Dans ce court format, on ne peut que relever la teneur onirique d’un EP dont le contenu est déconcertant par sa beauté, presque exempte de rythmiques. SomeSurprises confirme son attachement aux mélodies simples mais dont la trame contient plusieurs univers.
L’esprit est comparable à un grenier où la poussière s’est amoncelée, il suffit d’un souffle pour que soit réactivée la mécanique de la pensée. Même si le temps semble s’être arrêté dans cet espace clos, à l’abri du monde, il n’en est rien, les saisons continuent de déverser leurs imprécations comme reflet d’un monde inversé. Natasha El-Sergany est une lumière dans les ténèbres qui nous entourent, par delà sa musique, elle transmet au travers du canal musical de SomeSurprises, un message universel.

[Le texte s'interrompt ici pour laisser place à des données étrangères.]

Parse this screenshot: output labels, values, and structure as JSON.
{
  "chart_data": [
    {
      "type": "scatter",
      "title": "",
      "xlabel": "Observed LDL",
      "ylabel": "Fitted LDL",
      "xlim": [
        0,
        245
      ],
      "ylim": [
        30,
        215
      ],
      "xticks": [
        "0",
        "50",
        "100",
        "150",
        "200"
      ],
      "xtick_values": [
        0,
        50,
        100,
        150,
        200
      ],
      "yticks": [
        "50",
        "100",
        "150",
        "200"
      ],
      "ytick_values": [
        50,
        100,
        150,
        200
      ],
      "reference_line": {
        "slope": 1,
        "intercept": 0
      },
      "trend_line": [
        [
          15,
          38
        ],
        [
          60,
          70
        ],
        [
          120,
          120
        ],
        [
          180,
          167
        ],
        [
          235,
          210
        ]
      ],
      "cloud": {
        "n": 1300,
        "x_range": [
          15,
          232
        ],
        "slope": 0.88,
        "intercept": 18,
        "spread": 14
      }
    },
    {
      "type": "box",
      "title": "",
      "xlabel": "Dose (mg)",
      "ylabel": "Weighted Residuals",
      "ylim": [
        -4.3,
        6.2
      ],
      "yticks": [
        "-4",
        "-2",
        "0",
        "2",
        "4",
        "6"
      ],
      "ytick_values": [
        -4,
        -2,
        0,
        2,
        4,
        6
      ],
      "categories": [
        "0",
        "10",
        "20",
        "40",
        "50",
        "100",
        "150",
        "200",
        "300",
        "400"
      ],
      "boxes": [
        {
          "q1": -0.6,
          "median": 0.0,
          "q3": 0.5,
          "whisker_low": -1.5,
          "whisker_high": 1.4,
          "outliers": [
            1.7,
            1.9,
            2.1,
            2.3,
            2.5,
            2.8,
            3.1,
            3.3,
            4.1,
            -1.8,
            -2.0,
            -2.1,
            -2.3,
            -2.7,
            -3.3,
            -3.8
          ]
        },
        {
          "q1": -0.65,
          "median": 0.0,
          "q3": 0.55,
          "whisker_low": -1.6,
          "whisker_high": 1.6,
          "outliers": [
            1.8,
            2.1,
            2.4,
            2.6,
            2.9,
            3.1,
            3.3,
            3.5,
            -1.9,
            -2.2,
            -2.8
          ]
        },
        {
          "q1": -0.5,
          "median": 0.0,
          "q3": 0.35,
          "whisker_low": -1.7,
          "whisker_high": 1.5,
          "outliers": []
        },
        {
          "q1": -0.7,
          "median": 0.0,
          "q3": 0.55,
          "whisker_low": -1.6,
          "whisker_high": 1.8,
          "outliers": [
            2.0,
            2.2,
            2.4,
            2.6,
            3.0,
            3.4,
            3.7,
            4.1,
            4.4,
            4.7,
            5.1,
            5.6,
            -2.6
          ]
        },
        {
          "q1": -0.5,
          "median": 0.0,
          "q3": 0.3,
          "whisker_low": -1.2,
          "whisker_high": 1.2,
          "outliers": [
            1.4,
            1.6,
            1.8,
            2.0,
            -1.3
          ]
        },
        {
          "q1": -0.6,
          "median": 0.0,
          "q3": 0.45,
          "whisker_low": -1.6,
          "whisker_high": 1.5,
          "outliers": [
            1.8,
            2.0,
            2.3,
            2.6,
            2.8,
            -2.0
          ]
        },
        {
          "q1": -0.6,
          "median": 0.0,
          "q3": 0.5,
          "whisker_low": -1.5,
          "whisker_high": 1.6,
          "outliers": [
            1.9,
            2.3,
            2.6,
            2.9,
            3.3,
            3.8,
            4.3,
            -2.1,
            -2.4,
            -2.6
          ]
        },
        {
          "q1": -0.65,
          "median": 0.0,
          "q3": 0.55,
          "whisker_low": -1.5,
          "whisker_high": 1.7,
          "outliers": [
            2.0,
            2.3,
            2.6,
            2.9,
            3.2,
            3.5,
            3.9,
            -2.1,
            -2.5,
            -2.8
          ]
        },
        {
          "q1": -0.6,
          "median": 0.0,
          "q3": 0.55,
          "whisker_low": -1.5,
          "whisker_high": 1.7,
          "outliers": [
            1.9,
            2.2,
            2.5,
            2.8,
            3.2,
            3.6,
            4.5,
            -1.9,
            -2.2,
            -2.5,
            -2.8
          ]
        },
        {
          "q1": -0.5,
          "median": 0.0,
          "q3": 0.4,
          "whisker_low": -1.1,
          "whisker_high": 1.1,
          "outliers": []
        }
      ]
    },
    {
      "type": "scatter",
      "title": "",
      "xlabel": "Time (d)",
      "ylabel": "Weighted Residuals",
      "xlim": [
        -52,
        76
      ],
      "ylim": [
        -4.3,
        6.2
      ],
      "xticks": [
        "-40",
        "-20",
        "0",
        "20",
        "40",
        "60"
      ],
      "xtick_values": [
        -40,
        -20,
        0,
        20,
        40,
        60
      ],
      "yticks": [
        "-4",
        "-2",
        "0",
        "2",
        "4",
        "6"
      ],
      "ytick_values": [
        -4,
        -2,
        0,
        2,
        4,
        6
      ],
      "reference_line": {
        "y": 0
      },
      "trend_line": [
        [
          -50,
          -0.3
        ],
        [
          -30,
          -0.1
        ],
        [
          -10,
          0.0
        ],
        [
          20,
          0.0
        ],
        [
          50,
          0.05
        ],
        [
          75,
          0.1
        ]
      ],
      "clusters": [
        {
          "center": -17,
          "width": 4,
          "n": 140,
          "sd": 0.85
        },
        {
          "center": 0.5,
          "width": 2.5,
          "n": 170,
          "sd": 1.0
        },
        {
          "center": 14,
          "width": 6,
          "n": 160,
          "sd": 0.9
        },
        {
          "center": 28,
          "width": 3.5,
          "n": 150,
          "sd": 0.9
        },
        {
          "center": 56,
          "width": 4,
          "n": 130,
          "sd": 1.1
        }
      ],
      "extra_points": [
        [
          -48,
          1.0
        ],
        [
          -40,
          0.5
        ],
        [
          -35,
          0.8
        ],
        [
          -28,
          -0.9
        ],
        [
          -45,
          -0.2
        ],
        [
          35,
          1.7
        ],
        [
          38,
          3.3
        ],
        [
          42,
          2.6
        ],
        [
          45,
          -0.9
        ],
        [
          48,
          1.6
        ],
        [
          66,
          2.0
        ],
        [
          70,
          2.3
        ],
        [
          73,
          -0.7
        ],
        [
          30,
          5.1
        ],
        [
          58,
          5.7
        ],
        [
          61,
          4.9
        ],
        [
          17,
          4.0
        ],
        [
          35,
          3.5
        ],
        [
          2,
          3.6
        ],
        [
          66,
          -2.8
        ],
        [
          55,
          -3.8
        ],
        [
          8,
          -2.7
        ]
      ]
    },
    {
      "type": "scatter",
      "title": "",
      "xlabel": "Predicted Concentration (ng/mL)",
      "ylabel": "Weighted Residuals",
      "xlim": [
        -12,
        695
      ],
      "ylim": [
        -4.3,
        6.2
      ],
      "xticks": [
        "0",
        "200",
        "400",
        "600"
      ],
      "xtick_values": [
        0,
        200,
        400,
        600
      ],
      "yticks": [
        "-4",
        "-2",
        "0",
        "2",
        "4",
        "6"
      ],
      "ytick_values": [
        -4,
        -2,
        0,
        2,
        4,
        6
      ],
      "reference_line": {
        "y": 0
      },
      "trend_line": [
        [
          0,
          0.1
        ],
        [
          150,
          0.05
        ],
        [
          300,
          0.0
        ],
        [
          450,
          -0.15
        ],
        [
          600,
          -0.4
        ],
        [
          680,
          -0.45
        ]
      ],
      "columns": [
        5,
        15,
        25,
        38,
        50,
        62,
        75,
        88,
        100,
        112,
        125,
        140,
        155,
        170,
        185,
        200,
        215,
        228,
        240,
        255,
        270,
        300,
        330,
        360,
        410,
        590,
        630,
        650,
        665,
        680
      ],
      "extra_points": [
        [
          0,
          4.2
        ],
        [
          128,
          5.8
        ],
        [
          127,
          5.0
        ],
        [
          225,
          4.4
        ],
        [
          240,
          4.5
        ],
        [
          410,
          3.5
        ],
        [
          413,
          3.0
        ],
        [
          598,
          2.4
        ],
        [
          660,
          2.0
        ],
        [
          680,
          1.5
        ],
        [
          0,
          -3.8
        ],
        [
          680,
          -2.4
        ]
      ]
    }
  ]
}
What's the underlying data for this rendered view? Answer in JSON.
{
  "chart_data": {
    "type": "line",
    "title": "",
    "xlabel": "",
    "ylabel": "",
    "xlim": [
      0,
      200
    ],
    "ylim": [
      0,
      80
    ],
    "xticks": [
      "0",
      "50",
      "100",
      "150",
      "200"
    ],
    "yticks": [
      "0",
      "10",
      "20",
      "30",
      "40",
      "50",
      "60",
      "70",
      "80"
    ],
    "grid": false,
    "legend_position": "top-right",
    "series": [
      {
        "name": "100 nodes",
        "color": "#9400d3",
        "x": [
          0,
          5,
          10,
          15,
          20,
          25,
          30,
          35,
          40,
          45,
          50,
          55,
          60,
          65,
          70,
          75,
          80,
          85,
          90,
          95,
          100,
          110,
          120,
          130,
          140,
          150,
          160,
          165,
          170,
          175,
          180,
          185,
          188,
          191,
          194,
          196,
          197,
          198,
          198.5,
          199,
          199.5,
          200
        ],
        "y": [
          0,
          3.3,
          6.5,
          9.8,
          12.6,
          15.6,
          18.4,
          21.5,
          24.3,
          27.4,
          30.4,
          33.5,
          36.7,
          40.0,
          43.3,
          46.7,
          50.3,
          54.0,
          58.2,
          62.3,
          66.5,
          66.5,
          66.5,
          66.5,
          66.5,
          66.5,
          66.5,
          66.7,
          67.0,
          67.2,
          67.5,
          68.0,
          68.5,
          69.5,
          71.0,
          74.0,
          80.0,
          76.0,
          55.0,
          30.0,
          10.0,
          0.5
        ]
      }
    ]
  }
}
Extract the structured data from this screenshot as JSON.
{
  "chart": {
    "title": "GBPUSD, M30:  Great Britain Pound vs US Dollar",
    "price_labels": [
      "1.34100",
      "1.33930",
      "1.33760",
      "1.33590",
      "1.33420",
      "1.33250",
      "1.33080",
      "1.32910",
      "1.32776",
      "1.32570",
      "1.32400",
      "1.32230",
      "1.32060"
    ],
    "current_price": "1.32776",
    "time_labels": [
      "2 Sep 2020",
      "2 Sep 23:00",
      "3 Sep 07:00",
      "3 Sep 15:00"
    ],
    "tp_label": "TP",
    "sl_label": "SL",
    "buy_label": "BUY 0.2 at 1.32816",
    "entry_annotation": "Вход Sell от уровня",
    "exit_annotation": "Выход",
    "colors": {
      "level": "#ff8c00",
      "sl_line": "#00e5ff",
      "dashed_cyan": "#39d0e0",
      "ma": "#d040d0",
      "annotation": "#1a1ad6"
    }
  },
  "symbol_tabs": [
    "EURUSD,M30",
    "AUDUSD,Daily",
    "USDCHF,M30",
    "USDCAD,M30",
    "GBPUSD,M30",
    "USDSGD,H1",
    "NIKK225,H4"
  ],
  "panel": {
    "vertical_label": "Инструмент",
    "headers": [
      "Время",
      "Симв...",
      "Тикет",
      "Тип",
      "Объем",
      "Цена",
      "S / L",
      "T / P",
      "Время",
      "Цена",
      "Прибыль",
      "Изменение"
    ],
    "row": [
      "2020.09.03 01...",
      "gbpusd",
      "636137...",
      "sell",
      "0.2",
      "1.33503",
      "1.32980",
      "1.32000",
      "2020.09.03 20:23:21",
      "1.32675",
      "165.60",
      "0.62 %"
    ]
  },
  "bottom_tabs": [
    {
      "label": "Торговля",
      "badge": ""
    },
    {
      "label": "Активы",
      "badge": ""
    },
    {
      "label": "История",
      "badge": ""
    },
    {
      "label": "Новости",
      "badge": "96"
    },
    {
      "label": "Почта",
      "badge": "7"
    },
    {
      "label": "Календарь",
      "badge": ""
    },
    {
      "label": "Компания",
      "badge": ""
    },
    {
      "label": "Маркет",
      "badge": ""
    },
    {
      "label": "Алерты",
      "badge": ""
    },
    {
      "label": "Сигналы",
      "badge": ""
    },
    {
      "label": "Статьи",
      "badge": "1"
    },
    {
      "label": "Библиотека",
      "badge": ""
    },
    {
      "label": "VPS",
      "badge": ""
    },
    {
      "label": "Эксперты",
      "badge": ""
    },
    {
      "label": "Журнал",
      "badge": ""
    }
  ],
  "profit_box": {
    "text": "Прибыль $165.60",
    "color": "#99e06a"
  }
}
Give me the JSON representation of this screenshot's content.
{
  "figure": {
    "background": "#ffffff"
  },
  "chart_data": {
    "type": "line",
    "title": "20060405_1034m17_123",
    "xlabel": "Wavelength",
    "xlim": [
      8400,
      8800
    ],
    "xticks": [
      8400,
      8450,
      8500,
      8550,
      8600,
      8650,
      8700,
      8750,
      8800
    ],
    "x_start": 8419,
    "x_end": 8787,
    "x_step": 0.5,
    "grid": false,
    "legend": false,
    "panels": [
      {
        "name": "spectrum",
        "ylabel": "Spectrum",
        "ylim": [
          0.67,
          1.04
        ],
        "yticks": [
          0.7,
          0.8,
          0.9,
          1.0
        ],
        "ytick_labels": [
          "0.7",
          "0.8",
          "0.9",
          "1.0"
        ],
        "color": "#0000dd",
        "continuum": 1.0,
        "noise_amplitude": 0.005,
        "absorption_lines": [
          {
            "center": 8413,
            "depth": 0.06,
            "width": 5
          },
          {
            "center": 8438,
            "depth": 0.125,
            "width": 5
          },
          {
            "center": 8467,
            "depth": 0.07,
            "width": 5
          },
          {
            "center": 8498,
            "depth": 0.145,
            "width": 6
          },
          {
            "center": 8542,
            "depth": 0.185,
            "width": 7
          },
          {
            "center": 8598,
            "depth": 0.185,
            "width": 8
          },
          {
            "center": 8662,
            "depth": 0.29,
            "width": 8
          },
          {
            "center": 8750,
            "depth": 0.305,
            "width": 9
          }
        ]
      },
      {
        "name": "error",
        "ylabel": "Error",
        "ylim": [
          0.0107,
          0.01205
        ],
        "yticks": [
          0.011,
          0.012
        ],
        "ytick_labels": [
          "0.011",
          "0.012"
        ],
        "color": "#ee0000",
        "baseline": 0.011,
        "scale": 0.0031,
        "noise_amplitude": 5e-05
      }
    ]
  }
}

Voilà un mois qu’est sorti Year Without Spring. Bien que ce nouvel EP soit constitué de trois titres, il faut préciser que Natasha -El-Sergany est une artiste plutôt discrète, concentrée sur son ouvrage plutôt que sur son image. Après Perseids, album qui a consacré définitivement SomeSurprises, le besoin irrépressible de replonger dans ces couleurs mélodiques qu’infuse ce nouvel EP, était plus qu’une nécessité, un besoin. Il n’est nullement question de changement climatique, mais d’un bouleversement dans l’âme altérée par le temps, cet ennemi qui nous pousse à ignorer les drames du présent. SomeSurprises regarde l’obscurantisme dans les yeux et le transforme en une palette d’émotions vivaces. Il suffit d’écouter Lush pour s’en convaincre, hautement éthéré avec cette beauté inépuisable dont Natasha a le secret. Des guitares immergées dans un chant toujours aussi équilibré. Cette expérience vécue de la musique se prolonge dans une volonté de vivre, des énergies cachées que sont la composition. Justement, les influences sont revendiquées de Nick Drake ( notamment dans Endless dont la mélancolie se dissout à mesure que les guitares échafaudent leurs arpèges avec un final plus dépoilé, vibrant). Ce qui est à l’origine de cette beauté est cette conscience imminente et presque miraculeuse d’une puissance qui soulage cette laideur existentielle dont on ressent la réalité.
Entièrement dédié à un organisme indépendant (Super Familia King County) d’aide aux jeunes sans papiers, l’implication se veut être humaniste, soutien élémentaire aux enfants victimes de guerres, d’exil. L’inspiration puise beaucoup des multiples vies de la grand-mère de Natasha, cette transmission se fait au travers des voyages, de la poésie qui irriguait l’existence de ses aînés. Une autre façon de parcourir le globe, le temps, l’espace.
SomeSurprises induit une panoplie de sentiments, de sensations, une beauté céleste reliée à la terre, la nature, qui fait sens dans un monde désincarné, où notre humanité se désagrège lentement, sans qu’aucune option ne soit envisagée, sauf celle que prodigue Natasha. Il suffit d’écouter ses textes. C’est depuis Seattle, que le désormais quatuor s’exonère des légendes rattachées au mouvement grunge, car il y a une scène toute autre, indéfinissable. Parler de shoegaze serait réducteur. Outre l’évocation onirique des 3 compositions, les références invoquées sont très larges, signe d’une conscience du monde. Aux voix harmonieuses, aux guitares éthérées, SomeSuprises nous étonne encore par sa simplicité et son sens mélodique. Une incursion vers des paysages, où les fleurs, les arbres murmurent leurs sonnets.